After the break the final two sessions of the day. I attended the session from Michael Kaisser about Geospatial analysis of social media. A very entertaining talk. He had a nice demo that is available online as well.
Then, at the end of the day Boaz Leskes gave us a nice presentation about scaling elasticsearch. As always a nice presentation by Boaz showing the options you have for scaling out.
After a long day with lots of good information it was time for beer. Daphne joined us for some wine and I can tell you that we had a very good party. Especially the burgers were great (not, sorry). Still the beer was good, we loved the coins we needed to give back together with a glass as Phand. Luckily there were no pictures from the party :-).
Some of us started with a nice breakfast, while others used as much time as possible to stay in bed. The day started with a keynote by Katherine Daniels, Devops is Dead: Long Live Devops. She delivered a nice keynote with several nice statements that require repeating:
Tools can’t make people talk to each other, tools also cannot make people listen to each other.
Don’t create devops teams, devops is a culture that the complete company needs to carry forward.
Don’t use the term Devops, use Getting things done without being a bastard
The next presentation I attended was by Michael Bush about Search at Twitter.
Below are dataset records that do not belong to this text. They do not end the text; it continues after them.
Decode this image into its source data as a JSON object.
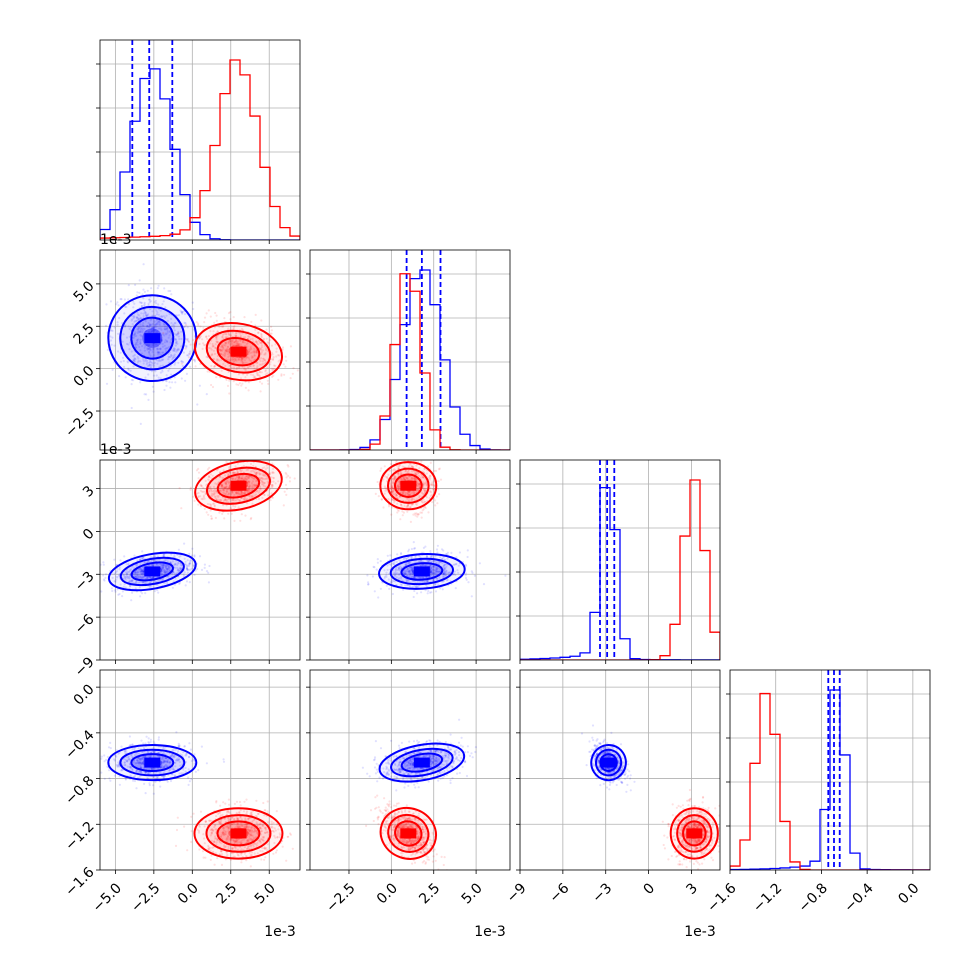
{
  "chart_data": {
    "type": "corner",
    "parameters": [
      {
        "offset_text": "1e-3",
        "range": [
          -6.0,
          7.0
        ],
        "ticks": [
          -5.0,
          -2.5,
          0.0,
          2.5,
          5.0
        ],
        "tick_labels": [
          "−5.0",
          "−2.5",
          "0.0",
          "2.5",
          "5.0"
        ]
      },
      {
        "offset_text": "1e-3",
        "range": [
          -4.8,
          7.0
        ],
        "ticks": [
          -2.5,
          0.0,
          2.5,
          5.0
        ],
        "tick_labels": [
          "−2.5",
          "0.0",
          "2.5",
          "5.0"
        ]
      },
      {
        "offset_text": "1e-3",
        "range": [
          -9.0,
          5.0
        ],
        "ticks": [
          -9,
          -6,
          -3,
          0,
          3
        ],
        "tick_labels": [
          "−9",
          "−6",
          "−3",
          "0",
          "3"
        ]
      },
      {
        "offset_text": "",
        "range": [
          -1.6,
          0.15
        ],
        "ticks": [
          -1.6,
          -1.2,
          -0.8,
          -0.4,
          0.0
        ],
        "tick_labels": [
          "−1.6",
          "−1.2",
          "−0.8",
          "−0.4",
          "0.0"
        ]
      }
    ],
    "series": [
      {
        "color": "#0000ff",
        "means": [
          -2.6,
          1.8,
          -2.8,
          -0.66
        ],
        "sigmas": [
          1.3,
          1.15,
          0.55,
          0.07
        ],
        "quantiles": [
          [
            -3.9,
            -2.8,
            -1.3
          ],
          [
            0.9,
            1.8,
            2.9
          ],
          [
            -3.4,
            -2.9,
            -2.4
          ],
          [
            -0.74,
            -0.69,
            -0.64
          ]
        ],
        "tail_dims": [
          2,
          3
        ]
      },
      {
        "color": "#ff0000",
        "means": [
          3.0,
          1.0,
          3.2,
          -1.28
        ],
        "sigmas": [
          1.3,
          0.75,
          0.75,
          0.1
        ],
        "quantiles": [],
        "tail_dims": [
          0
        ]
      }
    ]
  }
}
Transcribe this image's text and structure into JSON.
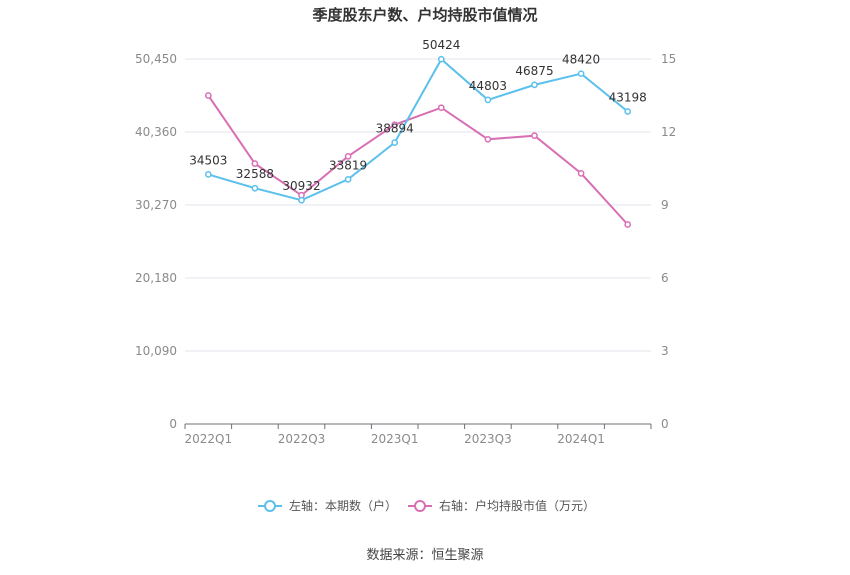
{
  "chart_data": {
    "type": "line",
    "title": "季度股东户数、户均持股市值情况",
    "categories": [
      "2022Q1",
      "2022Q2",
      "2022Q3",
      "2022Q4",
      "2023Q1",
      "2023Q2",
      "2023Q3",
      "2023Q4",
      "2024Q1",
      "2024Q2"
    ],
    "x_tick_labels": [
      "2022Q1",
      "2022Q3",
      "2023Q1",
      "2023Q3",
      "2024Q1"
    ],
    "left_axis": {
      "ylim": [
        0,
        50450
      ],
      "ticks": [
        0,
        10090,
        20180,
        30270,
        40360,
        50450
      ],
      "tick_labels": [
        "0",
        "10,090",
        "20,180",
        "30,270",
        "40,360",
        "50,450"
      ]
    },
    "right_axis": {
      "ylim": [
        0,
        15
      ],
      "ticks": [
        0,
        3,
        6,
        9,
        12,
        15
      ],
      "tick_labels": [
        "0",
        "3",
        "6",
        "9",
        "12",
        "15"
      ]
    },
    "series": [
      {
        "name": "左轴：本期数（户）",
        "axis": "left",
        "color": "#5bc0eb",
        "values": [
          34503,
          32588,
          30932,
          33819,
          38894,
          50424,
          44803,
          46875,
          48420,
          43198
        ],
        "labels": [
          "34503",
          "32588",
          "30932",
          "33819",
          "38894",
          "50424",
          "44803",
          "46875",
          "48420",
          "43198"
        ]
      },
      {
        "name": "右轴：户均持股市值（万元）",
        "axis": "right",
        "color": "#d86fb4",
        "values": [
          13.5,
          10.7,
          9.4,
          11.0,
          12.3,
          13.0,
          11.7,
          11.85,
          10.3,
          8.2
        ]
      }
    ],
    "grid": true,
    "legend": "bottom"
  },
  "source": "数据来源：恒生聚源"
}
Especially interesting in this talk was the mechanism they used to provided real time search. So not the near real time search as provided by elasticsearch for instance. This technology is called the earlybird project.
During the second day I wrote down less notes than for the first day. That did not mean they were less interesting in general. But for me, most of them were less inspiring. The final presentation I want to mention is the best one for me during the conference by Britta Weber about Scoring for human beings. She explained the mechanism of using vectors to calculate the distance between terms in a query and in the found documents. She also showed the impact of tf/idf on the vector and in the end the impact on the score for a document.
Britta also explained why the default tf/idf similarity is not always good enough. A good example of scoring based on text is not always what you need can be found here: http://colors.qbox.io. Another example I liked was about problems when scoring cv’s of people based on the languages they can program in. If you know tf/idf, you know they longer fields have a negative impact on the score. So imagine you are looking for a person that can program java. One person only learned java and therefore only has java on his cv. Another person has java, iOS, Android, Ruby, Python, c++ on his cv. In this case the person with only java on his cv has a better score. I am not sure, but this might not be the person you want to find on top of the other one.
Another thing she showed is using scripts with elasticsearch. Especially the interface to your _index from within scripts is very interesting and something I need to have a good look at.
That was my take on two days Berlin. In the evening we were invited by elasticsearch to have dinner at a nice italian restaurant. There I had some nice and interesting conversations about technology but also other things. Tried to get to bed before eleven since we had to take a cab to the airport at 04:00 in the morning. All in all, it was a great conference with many interesting people. We are looking forward to next year!